Friday, 19 December 2014: 11:20 AM
Jostein Bakke1,2, Hella Elisa Wittmeier1, Joerg M Schaefer3, Kristian Vasskog2 and Torgeir Rothe1, (1)University of Bergen, Department of Earth science, Bergen, Norway, (2)Bjerknes Centre for Climate Research, Bergen, Norway, (3)Lamont-Doherty Earth Observ, Palisades, NY, United States
Abstract:
Over the last decade numerous glaciers and glacier forelands connected to distal glacier-fed lakes have been mapped and sampled in Scandinavia and in the Arctic with the purpose to obtain high resolution records of past glacier fluctuations.
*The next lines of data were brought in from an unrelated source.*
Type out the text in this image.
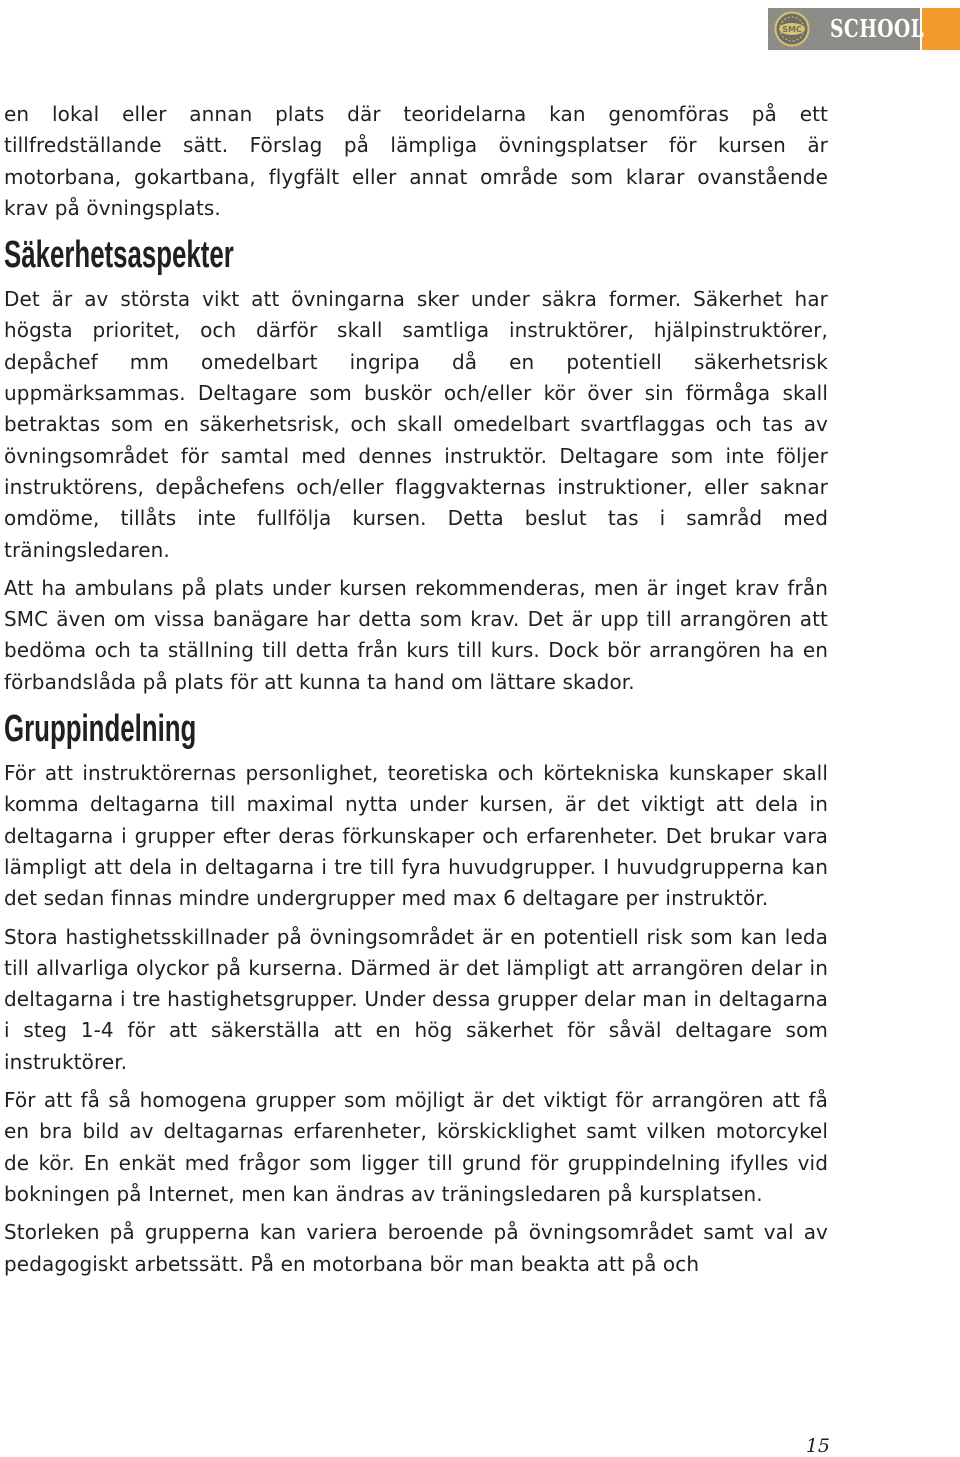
SMC SCHOOL

en lokal eller annan plats där teoridelarna kan genomföras på ett tillfredställande sätt. Förslag på lämpliga övningsplatser för kursen är motorbana, gokartbana, flygfält eller annat område som klarar ovanstående krav på övningsplats.

Säkerhetsaspekter

Det är av största vikt att övningarna sker under säkra former. Säkerhet har högsta prioritet, och därför skall samtliga instruktörer, hjälpinstruktörer, depåchef mm omedelbart ingripa då en potentiell säkerhetsrisk uppmärksammas. Deltagare som buskör och/eller kör över sin förmåga skall betraktas som en säkerhetsrisk, och skall omedelbart svartflaggas och tas av övningsområdet för samtal med dennes instruktör. Deltagare som inte följer instruktörens, depåchefens och/eller flaggvakternas instruktioner, eller saknar omdöme, tillåts inte fullfölja kursen. Detta beslut tas i samråd med träningsledaren.

Att ha ambulans på plats under kursen rekommenderas, men är inget krav från SMC även om vissa banägare har detta som krav. Det är upp till arrangören att bedöma och ta ställning till detta från kurs till kurs. Dock bör arrangören ha en förbandslåda på plats för att kunna ta hand om lättare skador.

Gruppindelning

För att instruktörernas personlighet, teoretiska och körtekniska kunskaper skall komma deltagarna till maximal nytta under kursen, är det viktigt att dela in deltagarna i grupper efter deras förkunskaper och erfarenheter. Det brukar vara lämpligt att dela in deltagarna i tre till fyra huvudgrupper. I huvudgrupperna kan det sedan finnas mindre undergrupper med max 6 deltagare per instruktör.

Stora hastighetsskillnader på övningsområdet är en potentiell risk som kan leda till allvarliga olyckor på kurserna. Därmed är det lämpligt att arrangören delar in deltagarna i tre hastighetsgrupper. Under dessa grupper delar man in deltagarna i steg 1-4 för att säkerställa att en hög säkerhet för såväl deltagare som instruktörer.

För att få så homogena grupper som möjligt är det viktigt för arrangören att få en bra bild av deltagarnas erfarenheter, körskicklighet samt vilken motorcykel de kör. En enkät med frågor som ligger till grund för gruppindelning ifylles vid bokningen på Internet, men kan ändras av träningsledaren på kursplatsen.

Storleken på grupperna kan variera beroende på övningsområdet samt val av pedagogiskt arbetssätt. På en motorbana bör man beakta att på och

15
Direct dating of moraines combined with multi proxy analyses of lake sediments is shown to be a powerful tool for robust glacier reconstructions. We have emphasised comparing different sediment parameters by means of statistical methods as well as integrating chronological uncertainties along with uncertainties of reconstructed glacier activity. Here we will present several new and un- published studies showing the potential to use distal glacier-fed lakes to resolve the puzzle of past climate. For the Late-Glacial and early Holocene we present and discuss new data along the Arctic coast of Norway that with its high precision shows that the late glacial culmination occurred around 14.1 followed by rapid retreat of land based glaciers throughout the Late Glacial except from glacier advances during the Intra Allerød Cold period and at the very end of the Younger Dryas time period. For the Neoglacial we will present new data from Lyngen in Arctic Norway towards Svalbard discussing the onset and type of variability as recorded in lake sediment along the coast. For the late Holocene we will present a new high resolution spatiotemporal reconstruction from the small plateau glacier Northern Folgefonna in western Norway covering the last 1200yrs. Reliably proxy reconstructions reflecting seasonal changes in past atmospheric circulation are sparse. However, it is shown that winter accumulation on glaciers in western Norway is highly sensitive to changes in the strength of wintertime westerly winds, which makes them valuable recorders of past atmospheric circulation. Our spatiotemporal reconstruction is based on an integrated study of terrestrial moraine sequences, sub-glacial topography, and multi-proxy records from two distal glacier-fed lakes located at the opposite sides of the glacier in an east-west transect indicating that the” Little Ice Age” was caused by a strengthening of the westerlies.